Amid a rare drop in sales, Wingstop pulls some growth levers

Wingstop saw traffic drop in the second quarter as inflation rose. / Photography: Shutterstock

Something unusual happened at Wingstop in the second quarter: its same-store sales, which have been positive on an annual basis for 18 consecutive years, declined.

The chicken wing chain’s domestic comps of 1,858 units fell 3.3% in the period ended June 25, which executives attributed to a “perfect storm” of factors, including difficult comparisons with last year as well as rising gasoline prices and other inflations that have depressed consumer activity.

“We’ve clearly seen a decline in frequency, especially with this low-income consumer,” CEO Michael Skipworth said on a call with analysts Thursday.

And yet, the chain believes it can continue its growth streak this year with a handful of strategic moves designed to drive traffic in the second half.

The chain is expanding its relationship with delivery provider Uber Eats nationwide, for example, which it hopes to attract new customers. Until recently, Wingstop was only listed on DoorDash.

It’s about two weeks into the new partnership, and the results have been “at or above our expectations,” Skipworth said. “It’s without really any advertising support on our presence on Uber’s platform.”

In another milestone, Wingstop will begin serving chicken sandwiches nationwide after testing in four markets yielded encouraging results. The range of 11 sandwich options, deployed in 60 restaurants in Mayrecorded a sales mix of 4% and was “strongly incremental” for sales, Skipworth said.

The chain also has dry powder in its advertising budget to further boost sales.

“We know that each of these levers will lead to transaction growth, Skipworth said, adding that the channel had been “thoughtful” in deciding when to pull them.

With that, he reiterated his expectation of low-single-digit same-store sales growth for the full year.

And even though its sales have plummeted, the chain continues to boast a unique competitive advantage in terms of bottom line: While food costs at nearly every restaurant are rising, Wingstop’s are falling.

Bone-in chicken wing prices in the quarter fell 18.8% year-over-year, the chain said, and it forecast an 800 basis point improvement in food costs from the second semester 2021.

“Wingstop is a year ahead of other brands” on commodity inflation, Skipworth said. “We are experiencing significant deflation in our business as the price of wings has normalized from unusually high levels in 2021.”

Net income for the quarter increased 17.6% to $13.3 million from a year ago.
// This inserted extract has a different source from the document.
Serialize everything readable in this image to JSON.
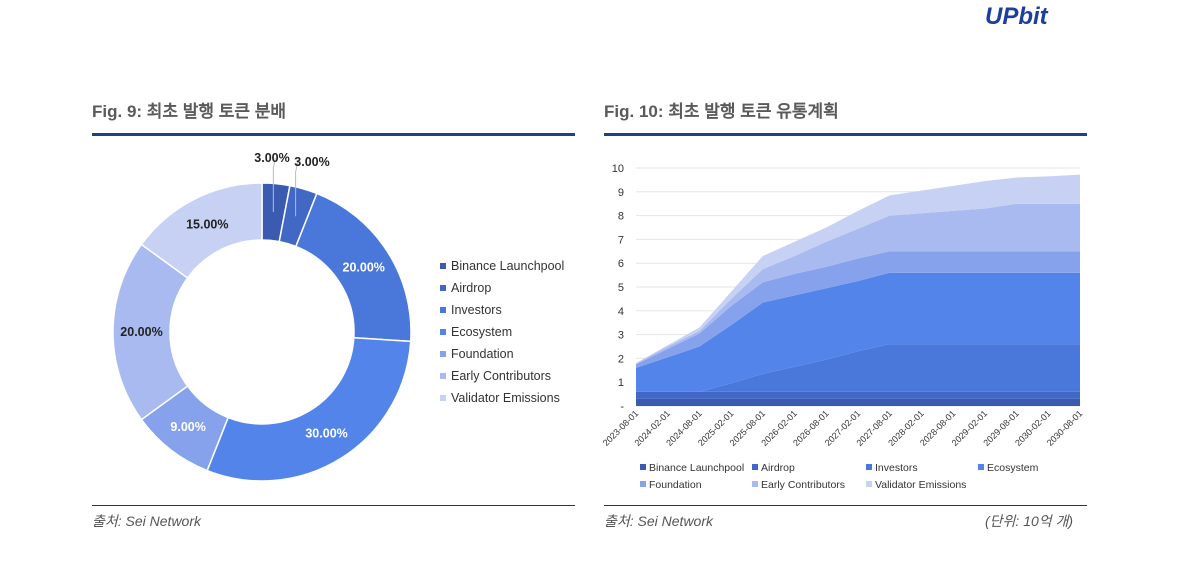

Cost of sales increased slightly from $14.2 million to $14.9 million due to higher labor costs and other expenses associated with the opening of six restaurants At New York.

The chain believes its commodity advantage, combined with a new set of sales engines, has set it up for a strong remainder of the year. Investors seemed to agree: Wingstop shares jumped more than 28% midday Thursday.

“It really puts us in a place that I think really highlights Wingstop’s unique history,” Skipworth said. “We are very excited about the second half of the year.”